We are committed to raising funds to support research for treatments and a cure for CTNNB1 Syndrome. While the medical journeys that our children undergo are often full of the unknown, rare disease organizations and medical researchers around the world have helped chart the course that we need to take to get to our end goal.

Our Research Priorities

Boston Children’s Hospital’s Wendy Chung, MD, PhD, serves on our Scientific Advisory Board. In the video below, she outlines the steps that we need to take to find a cure for CTNNB1 Syndrome.

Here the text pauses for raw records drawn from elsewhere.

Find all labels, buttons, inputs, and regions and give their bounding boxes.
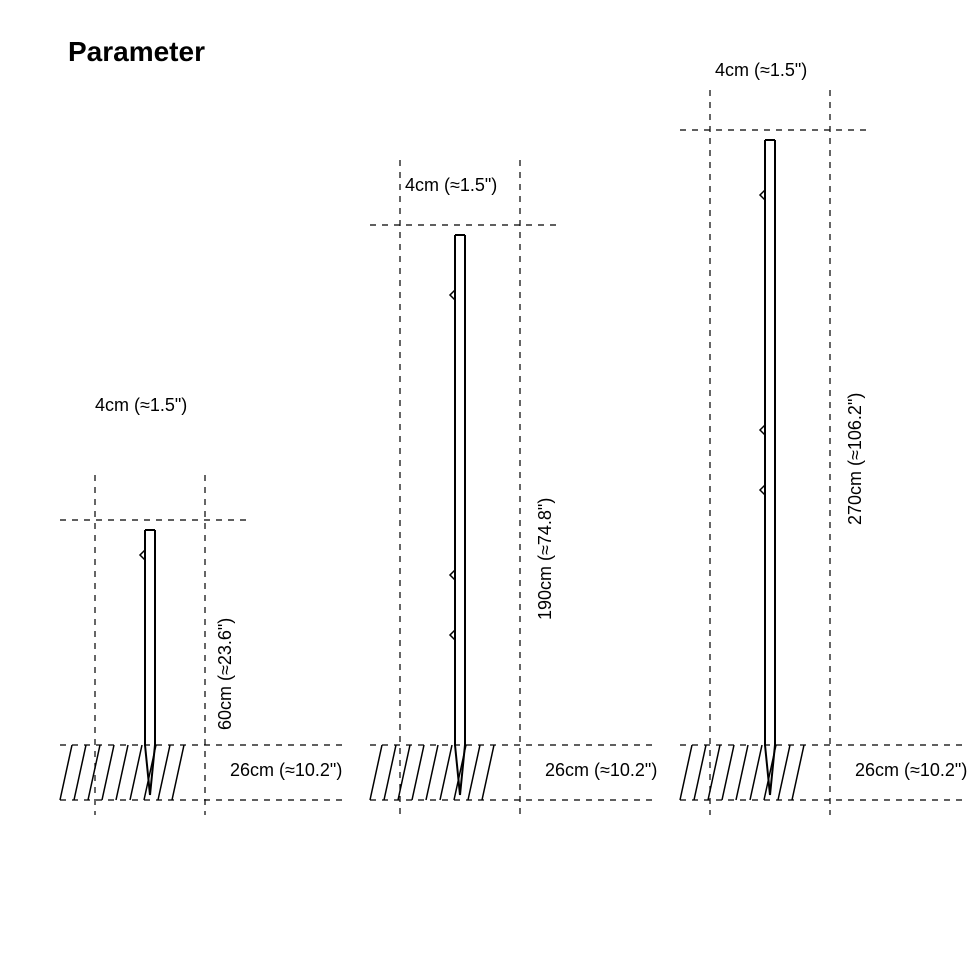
base-label-medium: 26cm (≈10.2") — [545, 760, 657, 781]
height-label-large: 270cm (≈106.2") — [845, 393, 866, 525]
base-label-large: 26cm (≈10.2") — [855, 760, 967, 781]
width-label-medium: 4cm (≈1.5") — [405, 175, 497, 196]
base-label-small: 26cm (≈10.2") — [230, 760, 342, 781]
height-label-small: 60cm (≈23.6") — [215, 618, 236, 730]
height-label-medium: 190cm (≈74.8") — [535, 498, 556, 620]
width-label-large: 4cm (≈1.5") — [715, 60, 807, 81]
width-label-small: 4cm (≈1.5") — [95, 395, 187, 416]
diagram-canvas — [0, 0, 980, 980]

This process also aligns with our research priorities, which include:

  • Developing a comprehensive Patient Registry and Natural History Study that documents our children’s mutations, developmental milestones and clinical data
  • Growing a colony of mice (also known as a mouse model) with a whole body deletion of one copy of the gene to understand how different gene mutations lead to differences in molecular and functional changes
  • Defining the molecular and functional changes caused by the full body deletion of one CTNNB1 allele
  • Developing human derived neurons to asses the molecular changes and effectiveness of treatment approaches as identified in mouse model studies
  • Partnering with biotech and pharmaceutical companies to advance the development of treatments

Meet Michele H. Jacob, Ph.D.

Michele Jacob, Ph.D. is a Professor in the Department of Neuroscience at Tufts University School of Medicine in Boston, Massachusetts. She received her B.S. in biology from City College of New York, her Ph.D. from Yale University in cell biology, and she completed postdoctoral training in neurobiology at Columbia University and at The University of California, San Diego. She then headed her own laboratory in the neurobiology group at the Worcester Foundation for Biomedical Research, prior to moving to Tufts University. Dr. Jacob, along with her lab’s postdoctoral scholar, Jon Alexander, is dedicated to working with CCC to advance the design of new and effective treatment strategies.